I don’t see how that’s something of a joke — I just see a comfortable man in a safe car. And people in the book world aren’t known for their glamorous good looks and fashion sense, either, so I’m not sure how any of that is a threat to his career. Have you been to a publishing trade show lately? Clint and Stacey would have a heart attack.
My boyfriend told me once that he’s suspicious of any musician whose music doesn’t change after he or she becomes a parent. I agreed, asserting the same about writers. You can’t go through such a major change in life without it showing through in your art, if your art comes from your deepest core of experiences and feelings. But if your art comes from an obsession with self-image, well, then you can talk about children in writers’ lives as if they’re props:
William Vollmann has a daughter. He rarely mentions her in interviews, and I can’t recall a single instance where she appears explicitly in his writing, but Vollmann once told an interviewer that having a child was the most fulfilling part of his life; he enjoys having her in his studio as he works.

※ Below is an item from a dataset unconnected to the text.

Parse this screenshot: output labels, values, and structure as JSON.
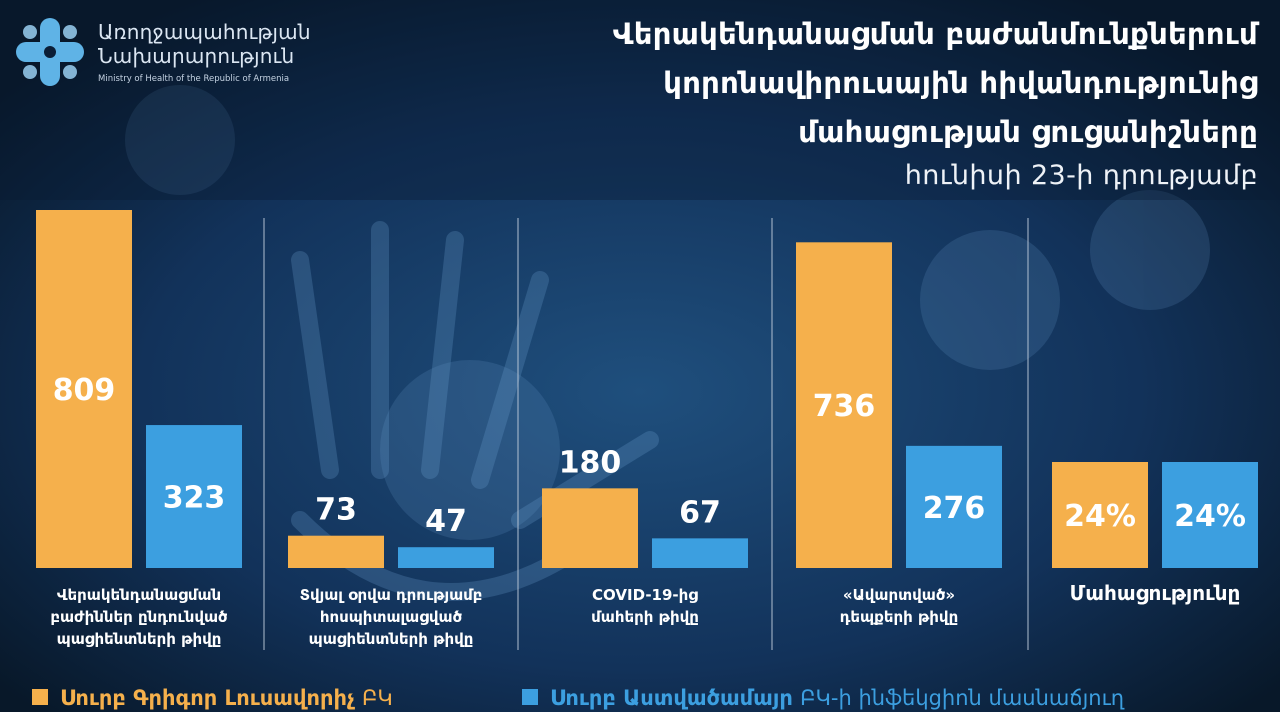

That’s about as close as the author comes to discussing what I thought would be the topic of this article — how parenthood affects writing. But even then, his approach is superficial — he just mentions that several award-winning authors happened to write good books after becoming parents, and one or two of them even liked keeping their kids around! I wish Jones had stepped out of questions of literary image-building, to talk about actual literature, just as I wish he’d wrangled his way out of the discussion of daddy-image to talk about being a dad.
I could rag on this poor guy for days, but that wouldn’t be helpful, kind, or important. What is important is that this piece appeared in the Paris Review, one of the megaphones of the cultural elite — the people who place the loudest bets on which works of art, and attitudes embedded in them, will endure and remain significant to the next generation. The attitude about fatherhood in this article is stark: it’s a hokey, middle-brow pursuit. The image of fatherhood should be carefully concealed; its joys and challenges are beneath mention here. And if good art really does spring from one’s deepest core of feeling and experience, that attitude toward fatherhood is reflected in the attitude toward art: image has overtaken content. It’s not surprising, then, that many of the writers he chooses to highlight tend toward the nihilistic.
I’m just grateful that the elite attitude toward fatherhood isn’t shared by any of the fathers I know. Now I’m going to return to my Stephen King novel — he’s a writer who knows how to eloquently, passionately, and painfully capture parent-child relationships. He also happens to be an outspoken critic of the literary elite. Coincidence?